Cette distinction explique aussi l’accent que le chapitre met sur le jugement. L’homme d’État doit agir avant que le schéma soit pleinement visible, et il doit le faire parmi des publics, des alliés, des adversaires, des institutions et des hypothèses héritées qui limitent chaque choix. Une analogie historique peut éclairer un danger, mais elle peut aussi tromper si les dirigeants confondent ressemblance et répétition. Kissinger traite donc l’histoire comme une imagination disciplinée : elle élargit le champ des possibles sans dispenser les dirigeants de leur responsabilité devant le cas particulier qu’ils ont à traiter.
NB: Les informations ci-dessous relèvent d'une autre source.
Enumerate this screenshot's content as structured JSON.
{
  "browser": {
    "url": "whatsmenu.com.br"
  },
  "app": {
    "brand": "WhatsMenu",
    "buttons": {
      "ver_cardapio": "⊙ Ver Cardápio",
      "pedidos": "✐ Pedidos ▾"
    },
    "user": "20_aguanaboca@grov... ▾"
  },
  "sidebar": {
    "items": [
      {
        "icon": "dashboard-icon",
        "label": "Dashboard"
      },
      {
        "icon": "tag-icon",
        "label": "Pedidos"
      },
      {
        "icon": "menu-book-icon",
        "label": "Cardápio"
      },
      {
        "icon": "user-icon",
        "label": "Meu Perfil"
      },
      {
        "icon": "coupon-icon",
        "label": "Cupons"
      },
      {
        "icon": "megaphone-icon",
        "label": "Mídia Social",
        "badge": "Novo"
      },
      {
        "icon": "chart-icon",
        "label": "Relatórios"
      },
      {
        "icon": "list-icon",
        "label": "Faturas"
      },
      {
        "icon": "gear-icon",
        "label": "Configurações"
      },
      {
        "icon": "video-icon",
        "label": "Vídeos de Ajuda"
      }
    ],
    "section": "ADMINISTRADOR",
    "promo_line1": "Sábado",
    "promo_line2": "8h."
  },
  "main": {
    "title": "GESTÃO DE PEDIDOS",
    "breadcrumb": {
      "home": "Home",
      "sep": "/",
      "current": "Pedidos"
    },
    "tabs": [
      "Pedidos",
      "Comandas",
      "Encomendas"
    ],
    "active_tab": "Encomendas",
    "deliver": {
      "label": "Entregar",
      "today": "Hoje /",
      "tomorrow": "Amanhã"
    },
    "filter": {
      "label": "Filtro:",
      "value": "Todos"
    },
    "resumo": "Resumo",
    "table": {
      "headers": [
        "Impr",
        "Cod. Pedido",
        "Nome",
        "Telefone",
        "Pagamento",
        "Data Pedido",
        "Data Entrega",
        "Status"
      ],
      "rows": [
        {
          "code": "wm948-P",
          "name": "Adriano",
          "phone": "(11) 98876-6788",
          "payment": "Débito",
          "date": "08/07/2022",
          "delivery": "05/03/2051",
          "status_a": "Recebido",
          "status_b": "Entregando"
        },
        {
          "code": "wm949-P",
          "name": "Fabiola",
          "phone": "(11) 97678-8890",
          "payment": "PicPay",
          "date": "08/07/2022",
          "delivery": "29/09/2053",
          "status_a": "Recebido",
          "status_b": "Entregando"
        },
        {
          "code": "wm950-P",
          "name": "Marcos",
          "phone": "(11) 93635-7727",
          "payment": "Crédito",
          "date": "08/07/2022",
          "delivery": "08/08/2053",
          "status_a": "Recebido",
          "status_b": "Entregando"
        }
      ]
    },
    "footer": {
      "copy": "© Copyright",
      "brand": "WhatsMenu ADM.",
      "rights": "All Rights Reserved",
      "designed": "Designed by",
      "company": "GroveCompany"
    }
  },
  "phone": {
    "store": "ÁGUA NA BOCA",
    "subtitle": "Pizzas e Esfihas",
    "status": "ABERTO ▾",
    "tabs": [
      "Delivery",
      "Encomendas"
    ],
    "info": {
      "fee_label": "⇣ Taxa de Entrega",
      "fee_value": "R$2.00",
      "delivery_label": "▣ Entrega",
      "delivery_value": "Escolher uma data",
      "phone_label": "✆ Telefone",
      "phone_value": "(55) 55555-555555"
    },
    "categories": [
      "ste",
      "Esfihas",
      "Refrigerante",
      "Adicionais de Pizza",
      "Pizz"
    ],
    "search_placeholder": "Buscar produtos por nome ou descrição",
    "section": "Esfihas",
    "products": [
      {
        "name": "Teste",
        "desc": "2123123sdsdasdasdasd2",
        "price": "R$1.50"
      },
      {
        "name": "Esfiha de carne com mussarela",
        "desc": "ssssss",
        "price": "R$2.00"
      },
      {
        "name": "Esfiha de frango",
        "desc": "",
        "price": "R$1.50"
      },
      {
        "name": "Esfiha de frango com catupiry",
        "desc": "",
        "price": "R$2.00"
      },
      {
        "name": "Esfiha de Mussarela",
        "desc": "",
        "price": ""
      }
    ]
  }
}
Cette conclusion donne au chapitre son ton pratique. Kissinger ne demande pas aux lecteurs d’imiter mécaniquement Richelieu, Metternich, Wilson ou les stratèges de la guerre froide. Il leur demande de remarquer la difficulté récurrente d’unir les idéaux à la puissance avant que les événements deviennent ingérables. L’art politique, dans ce chapitre, consiste à choisir entre des analogies imparfaites tout en préservant assez d’ordre pour que des choix futurs restent possibles, même lorsque chaque option comporte un risque moral et stratégique. Le nouvel ordre mondial allait éprouver la capacité des États-Unis à apprendre cette discipline sans abandonner leur conviction que la vie internationale doit répondre à une finalité morale aussi bien qu’à la nécessité. En ce sens, le chapitre est moins une prévision qu’un avertissement sur les habitudes requises lorsqu’une puissance dominante doit agir dans une société internationale plurielle.